Australia’s oldest airline Qantas has been featured on a $1 coin to celebrate its centenary, with people queuing up at the Royal Australian Mint on Monday to snap up the new addition.
The Mint hosted a pop-up stall where keen coin collectors were among the first to swap their cash for the freshly-minted circulating coins.
The Mint’s general manager of sales, marketing and distribution, Mark Cartwright, said similar coin swaps were held in Brisbane, Melbourne and Sydney.
The coin will be legal tender and people should start seeing it straight away.
“Beyond Qantas being an iconic Australian organisation, we’re really looking back at 100 years of aviation,” Mr Cartwright told Region Media.
“Qantas was one of the pioneers so we look at how society has changed and really benefitted a big country by opening up aviation and tourism and trade, firstly across Australia and then to the rest of the world.”
A team of designers at the Mint worked with Qantas to design the coin that features a depiction of a plane flying through the number 100.
The plane is a stylised Boeing Dreamliner, the newest addition to the Qantas fleet. The decorative line pattern on the number 100 emulates fingerprints, signifying that Qantas is a part of Australia’s national identity.
Mr Cartwright said the design is a reasonably simple one that will withstand the rigours of circulation, while there is a range of special coins that includes a set of coloured $1 coins that comes in a jet engine-shaped tin and tells the story of Qantas in Australia. There is also a gold plated 1 kg version that will be a very limited edition release.

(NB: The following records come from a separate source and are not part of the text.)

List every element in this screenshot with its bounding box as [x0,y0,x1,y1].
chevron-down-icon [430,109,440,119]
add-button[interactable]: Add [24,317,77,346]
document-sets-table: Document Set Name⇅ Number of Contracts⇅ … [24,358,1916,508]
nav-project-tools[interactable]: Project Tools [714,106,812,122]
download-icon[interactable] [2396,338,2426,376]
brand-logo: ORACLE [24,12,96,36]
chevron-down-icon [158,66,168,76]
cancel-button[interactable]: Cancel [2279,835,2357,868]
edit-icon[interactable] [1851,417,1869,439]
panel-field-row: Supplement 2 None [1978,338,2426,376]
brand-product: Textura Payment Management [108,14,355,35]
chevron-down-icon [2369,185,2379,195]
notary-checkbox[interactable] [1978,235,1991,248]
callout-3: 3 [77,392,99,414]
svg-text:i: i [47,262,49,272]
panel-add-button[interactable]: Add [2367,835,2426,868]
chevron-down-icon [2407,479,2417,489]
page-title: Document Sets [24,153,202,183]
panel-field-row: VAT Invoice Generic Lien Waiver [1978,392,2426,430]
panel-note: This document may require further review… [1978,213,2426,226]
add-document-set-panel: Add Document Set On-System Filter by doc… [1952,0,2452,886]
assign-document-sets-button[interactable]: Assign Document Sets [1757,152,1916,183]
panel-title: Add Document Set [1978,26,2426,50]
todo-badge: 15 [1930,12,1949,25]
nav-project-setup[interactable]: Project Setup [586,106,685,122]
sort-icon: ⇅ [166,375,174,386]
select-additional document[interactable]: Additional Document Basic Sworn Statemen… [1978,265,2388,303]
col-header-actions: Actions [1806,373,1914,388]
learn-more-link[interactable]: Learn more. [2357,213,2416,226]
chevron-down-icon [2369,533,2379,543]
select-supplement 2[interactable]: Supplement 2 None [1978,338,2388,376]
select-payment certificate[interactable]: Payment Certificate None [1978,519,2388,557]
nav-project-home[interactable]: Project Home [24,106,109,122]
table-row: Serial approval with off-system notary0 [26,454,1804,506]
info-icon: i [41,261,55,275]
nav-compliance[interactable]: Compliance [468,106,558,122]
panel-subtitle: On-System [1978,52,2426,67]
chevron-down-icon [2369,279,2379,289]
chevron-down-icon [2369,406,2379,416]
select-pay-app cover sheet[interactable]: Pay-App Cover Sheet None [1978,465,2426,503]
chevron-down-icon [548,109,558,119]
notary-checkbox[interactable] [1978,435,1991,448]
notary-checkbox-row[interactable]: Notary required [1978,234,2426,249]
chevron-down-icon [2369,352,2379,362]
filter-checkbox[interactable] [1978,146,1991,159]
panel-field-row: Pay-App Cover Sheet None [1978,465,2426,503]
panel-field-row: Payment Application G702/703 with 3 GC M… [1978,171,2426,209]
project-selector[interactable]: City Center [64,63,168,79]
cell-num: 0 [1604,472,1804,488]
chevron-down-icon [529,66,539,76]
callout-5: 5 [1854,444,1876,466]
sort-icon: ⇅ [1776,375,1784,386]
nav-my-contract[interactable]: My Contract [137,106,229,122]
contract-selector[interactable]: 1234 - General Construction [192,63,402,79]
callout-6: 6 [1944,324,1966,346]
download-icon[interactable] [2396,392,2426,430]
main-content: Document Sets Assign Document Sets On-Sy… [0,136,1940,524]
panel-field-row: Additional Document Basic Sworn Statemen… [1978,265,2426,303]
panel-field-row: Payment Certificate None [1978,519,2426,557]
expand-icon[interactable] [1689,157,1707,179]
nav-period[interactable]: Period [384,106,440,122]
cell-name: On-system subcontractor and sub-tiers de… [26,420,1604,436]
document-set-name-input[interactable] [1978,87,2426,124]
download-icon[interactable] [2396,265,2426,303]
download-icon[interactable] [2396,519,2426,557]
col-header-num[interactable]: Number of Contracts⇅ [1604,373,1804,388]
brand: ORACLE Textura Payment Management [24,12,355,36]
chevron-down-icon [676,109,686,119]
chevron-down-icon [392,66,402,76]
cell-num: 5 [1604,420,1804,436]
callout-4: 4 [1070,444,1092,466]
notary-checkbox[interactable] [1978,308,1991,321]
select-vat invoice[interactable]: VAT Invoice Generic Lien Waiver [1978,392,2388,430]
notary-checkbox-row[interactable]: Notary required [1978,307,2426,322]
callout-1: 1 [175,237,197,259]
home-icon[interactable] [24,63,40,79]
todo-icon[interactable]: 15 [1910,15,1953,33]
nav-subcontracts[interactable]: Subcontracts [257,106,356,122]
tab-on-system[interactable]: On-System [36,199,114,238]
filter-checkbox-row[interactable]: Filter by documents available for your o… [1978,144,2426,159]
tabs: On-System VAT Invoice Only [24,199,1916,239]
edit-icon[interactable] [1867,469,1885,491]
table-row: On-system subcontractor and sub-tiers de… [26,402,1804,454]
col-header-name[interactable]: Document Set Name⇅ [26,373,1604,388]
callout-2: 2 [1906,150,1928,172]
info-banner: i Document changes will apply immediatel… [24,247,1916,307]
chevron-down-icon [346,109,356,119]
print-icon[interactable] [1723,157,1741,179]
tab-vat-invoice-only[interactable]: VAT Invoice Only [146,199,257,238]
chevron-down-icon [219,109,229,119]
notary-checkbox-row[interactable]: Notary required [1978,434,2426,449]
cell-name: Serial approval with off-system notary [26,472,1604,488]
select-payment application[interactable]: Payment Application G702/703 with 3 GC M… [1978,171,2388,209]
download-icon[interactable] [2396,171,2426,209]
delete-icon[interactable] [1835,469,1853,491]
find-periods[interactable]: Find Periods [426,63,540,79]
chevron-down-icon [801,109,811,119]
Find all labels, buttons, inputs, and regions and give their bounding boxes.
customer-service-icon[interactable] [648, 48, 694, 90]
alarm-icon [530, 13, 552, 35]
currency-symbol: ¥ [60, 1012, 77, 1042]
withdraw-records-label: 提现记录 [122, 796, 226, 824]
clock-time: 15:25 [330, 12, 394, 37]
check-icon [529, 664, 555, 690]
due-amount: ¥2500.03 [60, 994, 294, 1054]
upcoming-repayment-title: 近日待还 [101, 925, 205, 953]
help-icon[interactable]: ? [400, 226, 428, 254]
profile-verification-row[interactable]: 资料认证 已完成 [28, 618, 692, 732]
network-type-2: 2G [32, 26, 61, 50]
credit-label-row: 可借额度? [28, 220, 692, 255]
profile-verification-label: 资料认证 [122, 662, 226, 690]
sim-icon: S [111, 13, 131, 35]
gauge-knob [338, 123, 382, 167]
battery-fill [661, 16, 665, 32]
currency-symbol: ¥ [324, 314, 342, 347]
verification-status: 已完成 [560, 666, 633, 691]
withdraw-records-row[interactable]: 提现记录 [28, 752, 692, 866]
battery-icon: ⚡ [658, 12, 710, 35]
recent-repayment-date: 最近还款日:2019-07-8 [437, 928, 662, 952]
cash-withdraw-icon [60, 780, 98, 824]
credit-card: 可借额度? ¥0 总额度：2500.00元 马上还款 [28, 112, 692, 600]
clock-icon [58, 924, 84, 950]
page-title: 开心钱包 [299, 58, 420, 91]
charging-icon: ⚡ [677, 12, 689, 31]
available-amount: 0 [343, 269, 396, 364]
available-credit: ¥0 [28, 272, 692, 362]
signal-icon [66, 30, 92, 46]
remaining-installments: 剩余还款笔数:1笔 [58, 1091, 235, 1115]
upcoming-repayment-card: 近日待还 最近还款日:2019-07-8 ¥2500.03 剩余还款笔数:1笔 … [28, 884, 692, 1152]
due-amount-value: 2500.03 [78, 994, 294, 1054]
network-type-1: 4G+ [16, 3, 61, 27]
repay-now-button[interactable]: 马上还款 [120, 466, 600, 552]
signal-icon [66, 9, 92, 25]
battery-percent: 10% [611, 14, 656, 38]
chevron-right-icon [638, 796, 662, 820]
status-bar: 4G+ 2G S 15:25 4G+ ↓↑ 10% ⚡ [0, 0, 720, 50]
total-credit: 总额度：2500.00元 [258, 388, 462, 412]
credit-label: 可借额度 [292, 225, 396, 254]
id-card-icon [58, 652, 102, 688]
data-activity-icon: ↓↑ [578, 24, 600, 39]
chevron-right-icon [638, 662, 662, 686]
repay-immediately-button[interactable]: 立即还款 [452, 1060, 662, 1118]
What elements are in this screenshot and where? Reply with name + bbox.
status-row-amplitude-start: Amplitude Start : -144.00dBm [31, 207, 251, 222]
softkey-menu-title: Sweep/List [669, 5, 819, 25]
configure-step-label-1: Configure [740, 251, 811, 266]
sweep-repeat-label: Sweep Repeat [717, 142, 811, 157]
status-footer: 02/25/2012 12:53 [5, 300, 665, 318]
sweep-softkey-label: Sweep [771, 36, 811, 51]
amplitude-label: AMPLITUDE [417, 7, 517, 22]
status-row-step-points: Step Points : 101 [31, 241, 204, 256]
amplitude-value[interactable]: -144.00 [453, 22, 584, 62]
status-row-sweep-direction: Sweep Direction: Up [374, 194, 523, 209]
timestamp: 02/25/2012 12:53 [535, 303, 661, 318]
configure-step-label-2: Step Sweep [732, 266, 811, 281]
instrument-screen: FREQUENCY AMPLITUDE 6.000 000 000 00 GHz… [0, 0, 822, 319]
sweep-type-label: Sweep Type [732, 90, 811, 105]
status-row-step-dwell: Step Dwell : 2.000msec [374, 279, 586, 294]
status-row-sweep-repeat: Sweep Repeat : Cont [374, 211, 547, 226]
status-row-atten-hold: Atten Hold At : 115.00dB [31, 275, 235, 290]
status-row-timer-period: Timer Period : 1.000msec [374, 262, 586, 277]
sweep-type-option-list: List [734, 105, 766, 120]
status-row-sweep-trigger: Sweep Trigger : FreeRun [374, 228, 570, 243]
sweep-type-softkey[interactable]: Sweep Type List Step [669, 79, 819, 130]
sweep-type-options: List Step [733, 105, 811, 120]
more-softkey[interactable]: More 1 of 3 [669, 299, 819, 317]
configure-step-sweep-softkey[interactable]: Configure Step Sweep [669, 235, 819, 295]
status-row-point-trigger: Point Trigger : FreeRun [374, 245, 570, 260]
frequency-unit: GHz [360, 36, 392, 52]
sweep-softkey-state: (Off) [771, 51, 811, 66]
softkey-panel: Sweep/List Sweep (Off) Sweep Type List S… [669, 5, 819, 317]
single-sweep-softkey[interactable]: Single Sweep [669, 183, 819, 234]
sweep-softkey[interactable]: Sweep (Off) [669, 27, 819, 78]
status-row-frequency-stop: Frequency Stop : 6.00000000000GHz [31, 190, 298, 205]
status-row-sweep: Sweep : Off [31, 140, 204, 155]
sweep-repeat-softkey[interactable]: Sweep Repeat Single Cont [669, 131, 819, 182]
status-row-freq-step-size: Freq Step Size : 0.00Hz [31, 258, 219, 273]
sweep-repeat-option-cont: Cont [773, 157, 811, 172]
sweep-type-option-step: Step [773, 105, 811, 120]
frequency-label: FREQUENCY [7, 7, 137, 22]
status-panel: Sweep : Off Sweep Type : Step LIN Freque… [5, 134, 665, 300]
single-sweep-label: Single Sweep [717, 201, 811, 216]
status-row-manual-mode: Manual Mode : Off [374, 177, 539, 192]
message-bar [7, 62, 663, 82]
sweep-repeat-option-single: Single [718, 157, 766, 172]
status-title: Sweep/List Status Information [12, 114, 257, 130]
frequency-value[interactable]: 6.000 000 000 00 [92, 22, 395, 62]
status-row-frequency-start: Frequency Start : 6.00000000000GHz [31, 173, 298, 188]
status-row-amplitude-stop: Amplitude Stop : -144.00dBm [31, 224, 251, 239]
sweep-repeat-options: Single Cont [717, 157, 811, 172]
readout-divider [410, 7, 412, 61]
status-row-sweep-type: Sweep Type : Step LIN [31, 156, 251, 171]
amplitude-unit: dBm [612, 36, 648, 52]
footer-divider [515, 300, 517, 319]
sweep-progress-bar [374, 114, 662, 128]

“Circulating coins are designed to be made in high volumes, so we’re going to see five million of these coins go into circulation. This one is striking in its simplicity and also shows the impact that Qantas has had on so many lives over the years,” he said.
“We know that about one-in-four Australians collect coins, so for us it’s important that people can come and grab these freshly minted Qantas coins.”
One of those to line up early was coin collector Julie Camilleri, who had travelled from the Riverina area near Wagga Wagga to get the coins for herself and friends.
Ms Camilleri has been collecting coins for more than 25 years and said the design will become part of her collection, which contains coins worth many thousands of dollars.
“I really like the design,” she said. “It’s got some intricate detailing but they haven’t overdone it, they’ve kept it simple and it gets the message about exactly what the coin is for.”
Ms Camilleri said she loves how collecting coins helps bring people together.
“It’s great seeing parents bringing their kids along and showing them about coins in a way which is being lost to the cashless society
“Last year, we lost all communications in our town for a day or so, and we had no mobile service and the ATMs didn’t work, so we had to just make sure we had cash like the old days.”
However, Ms Camilleri said there are plenty of coins in her collection that she will never part with, including a 2012 Red Poppy roll of coins and a mob of kangaroos $1 coin with an error from when the coin was struck using a 10-cent die, which can be identified by the wide double rim. Ms Camilleri found the coin in loose change. It is now estimated to be worth more than $1000.